The section of the defense bar I work for does appeals, so I guess I can't speak to the trial attorney perspective on this, but I'm all for trials for everyone. Of course judges will hate this. I read plenty of transcripts where judges complain about how full their dockets are and how long pretrial motions and trials are dragging on, and this is in our current plea-bargain-heavy system. And the voters won't want to pay for more judges, prosecutors, and public defenders. But I think we'd have a fairer system, even if 99% of defendants get convicted anyway.

Currently we have essentially two sets of laws and penalties that apply to the same conduct. First you have the actual laws that e.g. make it a felony punishable by up to eight years in prison to commit theft while using force. This set of laws can make one criminal scenario result in a plethora of charges, e.g. if the thief resists arrest and assaults an officer on the way out the door. Defendants who go to trial are found guilty and sentenced under this set of laws.

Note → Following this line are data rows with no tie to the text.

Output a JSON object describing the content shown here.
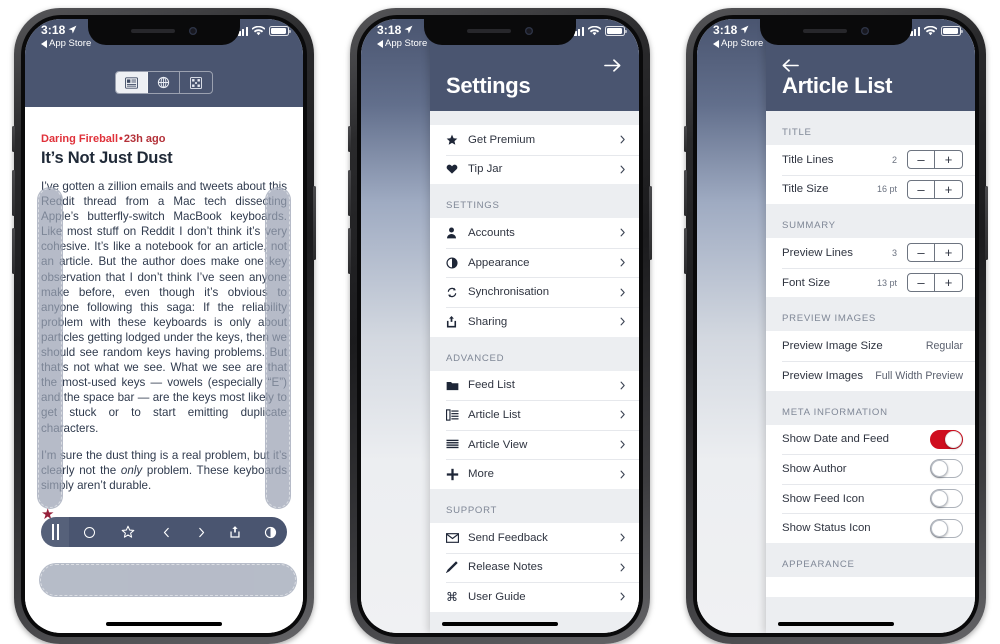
{
  "colors": {
    "navy": "#4a5570",
    "accent_red": "#e0313a",
    "toggle_on": "#cf0d1e",
    "panel_bg": "#eceef1"
  },
  "status_bar": {
    "time": "3:18",
    "back_label": "App Store",
    "location_icon": "location-arrow-icon",
    "signal_icon": "cellular-bars-icon",
    "wifi_icon": "wifi-icon",
    "battery_icon": "battery-icon"
  },
  "phone1": {
    "nav": {
      "collapse_icon": "chevron-down-icon",
      "segments": [
        {
          "name": "article-view-segment",
          "icon": "article-text-icon",
          "active": true
        },
        {
          "name": "web-view-segment",
          "icon": "globe-icon",
          "active": false
        },
        {
          "name": "reader-view-segment",
          "icon": "image-grid-icon",
          "active": false
        }
      ]
    },
    "article": {
      "source": "Daring Fireball",
      "dot": "•",
      "time_ago": "23h ago",
      "title": "It’s Not Just Dust",
      "paragraph1": "I’ve gotten a zillion emails and tweets about this Reddit thread from a Mac tech dissecting Apple’s butterfly-switch MacBook keyboards. Like most stuff on Reddit I don’t think it’s very cohesive. It’s like a notebook for an article, not an article. But the author does make one key observation that I don’t think I’ve seen anyone make before, even though it’s obvious to anyone following this saga: If the reliability problem with these keyboards is only about particles getting lodged under the keys, then we should see random keys having problems. But that’s not what we see. What we see are that the most-used keys — vowels (especially “E”) and the space bar — are the keys most likely to get stuck or to start emitting duplicate characters.",
      "paragraph2_a": "I’m sure the dust thing is a real problem, but it’s clearly not the ",
      "paragraph2_em": "only",
      "paragraph2_b": " problem. These keyboards simply aren’t durable.",
      "star_icon": "star-filled-icon"
    },
    "toolbar": {
      "handle_icon": "drag-handle-icon",
      "items": [
        {
          "name": "unread-toggle-button",
          "icon": "circle-icon"
        },
        {
          "name": "star-button",
          "icon": "star-outline-icon"
        },
        {
          "name": "previous-article-button",
          "icon": "chevron-left-icon"
        },
        {
          "name": "next-article-button",
          "icon": "chevron-right-icon"
        },
        {
          "name": "share-button",
          "icon": "share-icon"
        },
        {
          "name": "theme-button",
          "icon": "contrast-icon"
        }
      ]
    }
  },
  "phone2": {
    "header": {
      "title": "Settings",
      "forward_icon": "arrow-right-icon"
    },
    "sections": [
      {
        "heading": "",
        "rows": [
          {
            "icon": "star-filled-icon",
            "label": "Get Premium",
            "accessory": "chevron"
          },
          {
            "icon": "heart-filled-icon",
            "label": "Tip Jar",
            "accessory": "chevron"
          }
        ]
      },
      {
        "heading": "SETTINGS",
        "rows": [
          {
            "icon": "person-icon",
            "label": "Accounts",
            "accessory": "chevron"
          },
          {
            "icon": "contrast-icon",
            "label": "Appearance",
            "accessory": "chevron"
          },
          {
            "icon": "sync-icon",
            "label": "Synchronisation",
            "accessory": "chevron"
          },
          {
            "icon": "share-icon",
            "label": "Sharing",
            "accessory": "chevron"
          }
        ]
      },
      {
        "heading": "ADVANCED",
        "rows": [
          {
            "icon": "folder-icon",
            "label": "Feed List",
            "accessory": "chevron"
          },
          {
            "icon": "list-detail-icon",
            "label": "Article List",
            "accessory": "chevron"
          },
          {
            "icon": "lines-icon",
            "label": "Article View",
            "accessory": "chevron"
          },
          {
            "icon": "plus-icon",
            "label": "More",
            "accessory": "chevron"
          }
        ]
      },
      {
        "heading": "SUPPORT",
        "rows": [
          {
            "icon": "envelope-icon",
            "label": "Send Feedback",
            "accessory": "chevron"
          },
          {
            "icon": "pencil-icon",
            "label": "Release Notes",
            "accessory": "chevron"
          },
          {
            "icon": "command-icon",
            "label": "User Guide",
            "accessory": "chevron"
          }
        ]
      }
    ]
  },
  "phone3": {
    "header": {
      "title": "Article List",
      "back_icon": "arrow-left-icon"
    },
    "sections": [
      {
        "heading": "TITLE",
        "rows": [
          {
            "label": "Title Lines",
            "value": "2",
            "accessory": "stepper",
            "minus": "–",
            "plus": "+"
          },
          {
            "label": "Title Size",
            "value": "16 pt",
            "accessory": "stepper",
            "minus": "–",
            "plus": "+"
          }
        ]
      },
      {
        "heading": "SUMMARY",
        "rows": [
          {
            "label": "Preview Lines",
            "value": "3",
            "accessory": "stepper",
            "minus": "–",
            "plus": "+"
          },
          {
            "label": "Font Size",
            "value": "13 pt",
            "accessory": "stepper",
            "minus": "–",
            "plus": "+"
          }
        ]
      },
      {
        "heading": "PREVIEW IMAGES",
        "rows": [
          {
            "label": "Preview Image Size",
            "value": "Regular",
            "accessory": "value"
          },
          {
            "label": "Preview Images",
            "value": "Full Width Preview",
            "accessory": "value"
          }
        ]
      },
      {
        "heading": "META INFORMATION",
        "rows": [
          {
            "label": "Show Date and Feed",
            "accessory": "toggle",
            "on": true
          },
          {
            "label": "Show Author",
            "accessory": "toggle",
            "on": false
          },
          {
            "label": "Show Feed Icon",
            "accessory": "toggle",
            "on": false
          },
          {
            "label": "Show Status Icon",
            "accessory": "toggle",
            "on": false
          }
        ]
      },
      {
        "heading": "APPEARANCE",
        "rows": []
      }
    ]
  }
}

Second, you have the set of lesser offenses prosecutors can substitute for the actual laws a defendant violated, with corresponding lesser sentences. This system also not bringing charges for all the crimes the defendant committed. Those who agree to plea bargain are subject to this set of different set of laws. So the thief in the earlier example gets sentenced to theft without the use of force element, with a max sentence of a couple of years.

I think this second system undermines democracy by taking power aware from the legislature to determine how certain defined criminal conduct should be punished. The state legislature decided that someone who uses force while committing theft should face up to 8 years in prison. It also decided that resisting arrest and assault of an officer are illegal. If everyone got trials, prosecutors would presumably listen to the legislature and charge every offense they could prove. If the defendant obviously used force while committing theft, he'd be found guilty of that and sentenced for it. This seems preferable to our current system where prosecutors decide to pretend the defendant didn't use force so that the court can apply different penalties than those mandated by the legislature for the defendant's criminal conduct.

While this would of course initially result in a huge increase in the severity of sentences for defendants, it would also return the power to the legislature to actually define the penalties for proscribed conduct. I would think you'd be all for this, Mr. Otis, since allowing the people to set minimum sentencing standards through mandatory minimums has been your cause célèbre as long as I've been reading C&C.

My apologies for the length of this comment.